June 2, 2017

St. Charles Lwanga and Companions, Ugandan Martyrs

Saint Charles Lwanga and Companions

For many of us, practicing our Catholic faith is a relatively safe thing to do. We may suffer some types of persecution in the form of harsh words or the ridicule of others, but seldom are we called upon to expressly give up our lives rather than renounce our faith in Christ and His teachings. That is perhaps why the example of martyrs reminds us of what faith can cost, and helps us avoid being complacent or taking for granted our own freedom to worship God as we see fit.

Martyrdom is not something that ended with the reign of the Roman Emperor Constantine in the 4th century; it is a fact even in modern times. One such story of a martyr’s courage comes to us from the country of Uganda, where 22 men and young boys suffered violent deaths rather than submit to a ruler whose demands were contrary to what they devoutly believed to be the will of God.

In the late 19th century, a group of priests from the Society of Missionaries of Africa—also known as the White Fathers because of the color of their robes—traveled to Uganda to work among the people there. Though they had built up a community of native converts within a relatively short period of time, there were places and people in more remote areas of the country that they couldn’t reach. Because of this, some of their early converts became catechists themselves, teaching other Ugandans the faith taught to them by the White Fathers.

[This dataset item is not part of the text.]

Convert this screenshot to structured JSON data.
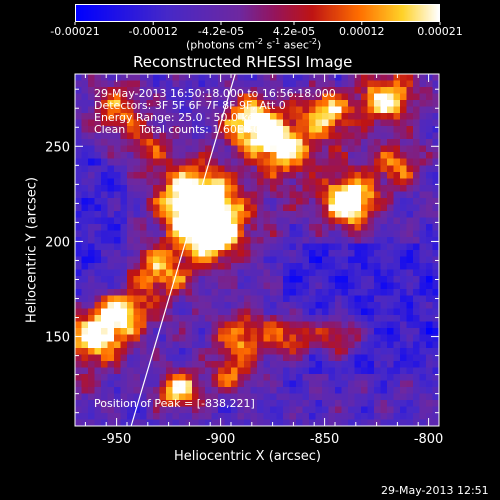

Several of these converts lived and taught at the court of King Mwanga, a violent man and a pedophile who considered it his right to force himself on the pages and male aendants who served him. In response to this, one of the Christians, Joseph Mkasa, took it upon himself to protect these young men and boys from the king's advances. After the murder of a Protestant missionary, he confronted Mwanga about his lifestyle. In a rage, King Mwanga ordered that Joseph be killed.

After the death of Joseph Mkasa, Charles Lwanga, another convert, took over the leadership of the Christian community at the court of King Mwanga. Like Joseph, he protected the boys from the king. For six months, no one suffered as a result.

When the king asked of one of the young men what he was doing that kept him from court, the boy replied he had been receiving instruction in the new Christian faith. King Mwanga flew into a rage, killing the catechist, Denis Sebuggwawo, with his own hands. All Christians were rounded up and ordered to renounce their faith and return to their previous life at court. When they refused, all, including a 13-year-old boy, were condemned to death. These Christians, including the son of the chief executioner, were forced to march 37 miles to Namugongo, where the king ordered them to be burned. They passed the home of the White Fathers, who were overcome by the courage and joy of the men and boys who were on their way to martyrdom, which they suffered professing Christ on June 3, 1886.

The White Fathers were soon expelled from the country, however the Christian community they left behind continued. When King Mwanga died and the White Fathers were able to return, they found 500 Christians and over a thousand catechumens waiting for them. Charles Lwanga and the Ugandan martyrs were canonized in 1964 by Paul VI. Their feast day is June 3rd. O God, who have made the blood of Martyrs the seed of Christians, mercifully grant that the field which is your Church, watered by the blood shed by St. Charles Lwanga and companions, may be fertile and always yield you an abundant harvest. We ask this through our Lord Jesus Christ, your Son, who lives and reigns with you for ever and ever.